Dans la ferveur la plus totale, ses pas étaient lourds, son regard droit vers l’horizon, comme perdu dans une “autre dimension”, image-t-il. Il foulera le feu à 5 longues reprises. Tout le monde se succède et c’est la délivrance. Les cris de joie et les congratulations fusent de toute part. Sylvestre, lui, retrouve instinctivement son sourire dans les bras de ses frères. Il est fier. “Tout s’est passé à merveille. Je n’ai senti qu’une infime chaleur sous les pieds. Ils ne souffrent d’aucune brûlure”, fanfaronne-t-il en exhibant la plante de ses pieds. Ses deux fils le félicitent.

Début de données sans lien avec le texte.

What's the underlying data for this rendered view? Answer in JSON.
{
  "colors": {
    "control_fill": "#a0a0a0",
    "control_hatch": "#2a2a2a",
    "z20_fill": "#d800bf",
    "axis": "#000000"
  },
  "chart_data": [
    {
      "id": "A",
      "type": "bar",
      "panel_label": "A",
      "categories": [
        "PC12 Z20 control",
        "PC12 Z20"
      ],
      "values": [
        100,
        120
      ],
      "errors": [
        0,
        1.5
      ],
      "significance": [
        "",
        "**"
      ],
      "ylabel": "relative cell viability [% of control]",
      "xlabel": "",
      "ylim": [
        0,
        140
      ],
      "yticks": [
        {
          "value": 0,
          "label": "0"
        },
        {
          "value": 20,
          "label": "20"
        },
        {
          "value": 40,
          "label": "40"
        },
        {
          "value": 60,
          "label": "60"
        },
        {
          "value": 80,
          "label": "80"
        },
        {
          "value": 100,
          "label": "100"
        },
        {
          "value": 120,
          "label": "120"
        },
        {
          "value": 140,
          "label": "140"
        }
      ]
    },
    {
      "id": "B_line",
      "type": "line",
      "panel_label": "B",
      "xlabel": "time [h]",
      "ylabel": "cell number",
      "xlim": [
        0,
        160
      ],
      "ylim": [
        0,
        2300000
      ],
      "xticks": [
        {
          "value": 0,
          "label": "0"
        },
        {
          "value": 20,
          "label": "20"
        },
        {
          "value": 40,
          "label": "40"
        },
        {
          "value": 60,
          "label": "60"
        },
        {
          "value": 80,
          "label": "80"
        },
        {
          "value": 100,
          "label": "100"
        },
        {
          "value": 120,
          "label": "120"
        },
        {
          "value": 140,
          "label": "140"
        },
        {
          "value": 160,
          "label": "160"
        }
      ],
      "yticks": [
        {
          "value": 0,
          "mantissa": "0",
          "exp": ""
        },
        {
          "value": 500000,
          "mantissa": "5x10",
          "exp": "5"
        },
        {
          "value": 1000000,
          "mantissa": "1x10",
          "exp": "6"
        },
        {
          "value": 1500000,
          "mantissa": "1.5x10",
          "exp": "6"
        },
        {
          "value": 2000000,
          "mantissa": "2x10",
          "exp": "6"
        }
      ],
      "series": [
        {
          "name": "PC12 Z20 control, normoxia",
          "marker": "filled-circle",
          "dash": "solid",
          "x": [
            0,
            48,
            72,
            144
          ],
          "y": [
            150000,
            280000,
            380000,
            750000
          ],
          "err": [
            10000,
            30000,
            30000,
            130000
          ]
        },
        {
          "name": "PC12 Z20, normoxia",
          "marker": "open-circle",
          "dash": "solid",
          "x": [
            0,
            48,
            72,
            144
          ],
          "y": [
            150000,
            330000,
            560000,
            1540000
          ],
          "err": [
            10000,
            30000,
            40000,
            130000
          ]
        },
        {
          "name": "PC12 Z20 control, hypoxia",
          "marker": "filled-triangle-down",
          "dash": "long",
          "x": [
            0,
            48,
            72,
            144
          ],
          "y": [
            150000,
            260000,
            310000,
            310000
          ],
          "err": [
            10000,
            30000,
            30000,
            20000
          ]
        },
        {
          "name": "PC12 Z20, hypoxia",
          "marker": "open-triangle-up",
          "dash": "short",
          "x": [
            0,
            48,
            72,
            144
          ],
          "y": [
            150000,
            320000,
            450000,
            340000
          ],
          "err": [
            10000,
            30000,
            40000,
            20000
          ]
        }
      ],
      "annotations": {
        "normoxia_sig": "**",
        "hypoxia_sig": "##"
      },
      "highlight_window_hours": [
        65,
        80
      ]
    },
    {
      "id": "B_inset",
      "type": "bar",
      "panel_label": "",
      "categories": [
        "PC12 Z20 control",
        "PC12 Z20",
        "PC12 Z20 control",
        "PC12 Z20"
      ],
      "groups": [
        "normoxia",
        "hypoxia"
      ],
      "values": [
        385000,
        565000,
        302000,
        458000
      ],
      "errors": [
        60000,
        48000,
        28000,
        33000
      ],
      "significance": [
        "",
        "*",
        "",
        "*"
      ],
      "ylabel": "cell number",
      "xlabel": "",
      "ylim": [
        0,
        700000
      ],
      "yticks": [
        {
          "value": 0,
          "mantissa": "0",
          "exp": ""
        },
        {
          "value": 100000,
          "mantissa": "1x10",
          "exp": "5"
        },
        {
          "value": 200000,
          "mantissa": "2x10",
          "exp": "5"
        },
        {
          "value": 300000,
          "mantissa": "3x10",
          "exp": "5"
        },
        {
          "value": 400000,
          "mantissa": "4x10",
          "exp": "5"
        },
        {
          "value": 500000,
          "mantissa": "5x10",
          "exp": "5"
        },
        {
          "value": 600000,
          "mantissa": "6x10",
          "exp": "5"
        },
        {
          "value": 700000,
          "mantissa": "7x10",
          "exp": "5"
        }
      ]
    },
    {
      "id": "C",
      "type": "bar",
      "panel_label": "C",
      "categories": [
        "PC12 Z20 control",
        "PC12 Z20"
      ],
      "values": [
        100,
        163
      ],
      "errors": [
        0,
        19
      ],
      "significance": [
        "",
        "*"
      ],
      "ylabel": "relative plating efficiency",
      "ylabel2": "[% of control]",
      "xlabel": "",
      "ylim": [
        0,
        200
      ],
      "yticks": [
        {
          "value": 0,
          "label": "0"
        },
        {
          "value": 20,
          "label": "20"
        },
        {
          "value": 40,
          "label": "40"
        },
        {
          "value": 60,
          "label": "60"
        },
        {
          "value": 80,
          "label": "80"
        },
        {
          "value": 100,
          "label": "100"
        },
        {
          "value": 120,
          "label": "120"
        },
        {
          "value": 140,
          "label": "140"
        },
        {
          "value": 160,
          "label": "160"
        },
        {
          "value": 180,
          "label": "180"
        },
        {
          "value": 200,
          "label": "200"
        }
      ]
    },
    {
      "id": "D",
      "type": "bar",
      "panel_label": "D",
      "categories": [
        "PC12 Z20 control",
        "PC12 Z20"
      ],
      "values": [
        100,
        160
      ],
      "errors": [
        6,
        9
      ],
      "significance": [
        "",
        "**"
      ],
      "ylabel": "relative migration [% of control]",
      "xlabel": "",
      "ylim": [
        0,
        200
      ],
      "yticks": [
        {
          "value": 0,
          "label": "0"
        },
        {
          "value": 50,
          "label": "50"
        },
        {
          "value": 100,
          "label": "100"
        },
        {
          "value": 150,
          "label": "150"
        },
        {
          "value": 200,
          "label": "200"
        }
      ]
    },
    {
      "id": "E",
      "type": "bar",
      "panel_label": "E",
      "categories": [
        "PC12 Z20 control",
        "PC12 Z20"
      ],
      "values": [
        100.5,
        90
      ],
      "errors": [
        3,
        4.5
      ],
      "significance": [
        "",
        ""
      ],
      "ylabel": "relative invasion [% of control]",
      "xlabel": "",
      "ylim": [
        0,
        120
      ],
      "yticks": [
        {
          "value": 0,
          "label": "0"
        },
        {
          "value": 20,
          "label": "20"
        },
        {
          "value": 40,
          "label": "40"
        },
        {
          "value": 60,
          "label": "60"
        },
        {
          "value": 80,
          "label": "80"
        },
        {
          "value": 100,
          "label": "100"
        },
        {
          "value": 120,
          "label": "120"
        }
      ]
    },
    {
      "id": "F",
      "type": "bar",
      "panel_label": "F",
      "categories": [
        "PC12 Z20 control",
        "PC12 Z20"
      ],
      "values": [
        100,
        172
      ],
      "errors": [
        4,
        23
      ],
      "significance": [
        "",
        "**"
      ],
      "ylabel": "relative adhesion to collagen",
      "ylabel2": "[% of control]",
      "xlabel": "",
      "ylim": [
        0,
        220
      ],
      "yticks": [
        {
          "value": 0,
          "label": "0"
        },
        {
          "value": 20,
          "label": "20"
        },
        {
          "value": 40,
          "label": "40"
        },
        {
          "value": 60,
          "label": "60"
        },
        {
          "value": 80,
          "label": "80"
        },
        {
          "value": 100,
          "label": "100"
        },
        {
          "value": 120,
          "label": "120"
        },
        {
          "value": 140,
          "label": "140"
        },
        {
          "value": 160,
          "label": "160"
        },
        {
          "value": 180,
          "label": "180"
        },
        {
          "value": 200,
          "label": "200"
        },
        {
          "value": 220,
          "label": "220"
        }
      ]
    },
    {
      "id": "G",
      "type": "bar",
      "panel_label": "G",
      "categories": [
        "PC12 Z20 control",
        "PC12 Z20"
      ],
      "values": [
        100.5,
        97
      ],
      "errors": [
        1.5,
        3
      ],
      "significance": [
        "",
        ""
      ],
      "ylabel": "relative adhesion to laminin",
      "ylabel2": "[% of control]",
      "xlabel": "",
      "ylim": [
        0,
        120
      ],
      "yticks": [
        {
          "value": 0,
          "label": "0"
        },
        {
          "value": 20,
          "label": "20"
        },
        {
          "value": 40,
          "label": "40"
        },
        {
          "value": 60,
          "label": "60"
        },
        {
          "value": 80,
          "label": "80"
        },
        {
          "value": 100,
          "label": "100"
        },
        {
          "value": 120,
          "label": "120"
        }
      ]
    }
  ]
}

L’émotion est palpable. Pour parachever la cérémonie, un cabri est décapité en face du mausolée des ancêtres pour assurer le bonheur de ceux qui ont bravé la chaleur et les cloques. La bête sera cuisinée et partagée le lendemain. Pour le plus grand bonheur de Sylvestre, marcheur sur le feu émérite et carnivore de son état. “Je vais enfin pouvoir manger de la viande. Je vais rattraper le retard que j’ai accumulé pendant les 18 jours de carême. Et si j’abuse, je ferai un régime. Mais de mon propre chef cette fois...”
Le feu sous le déluge
Dans ce cas-là, il faut protéger le feu à tout prix. Le brasier a été alimenté avec d’énormes bûches de bois sec. Jusqu’au dernier moment, elles n’ont pas été bougées. Car en dessous de ces rondins imposants, dans la fosse profonde d’une vingtaine de centimètres, des flammes couvent. Au dernier moment, des fidèles enlèvent les morceaux qui n’ont pas brûlé. Ils éparpillent les cendres et les braises rouges. Enfin, tout est égalisé pour que le brasier soit partout le même. A ce moment pas question de traîner. Une fois éparpillées, les braises se refroidissent vite.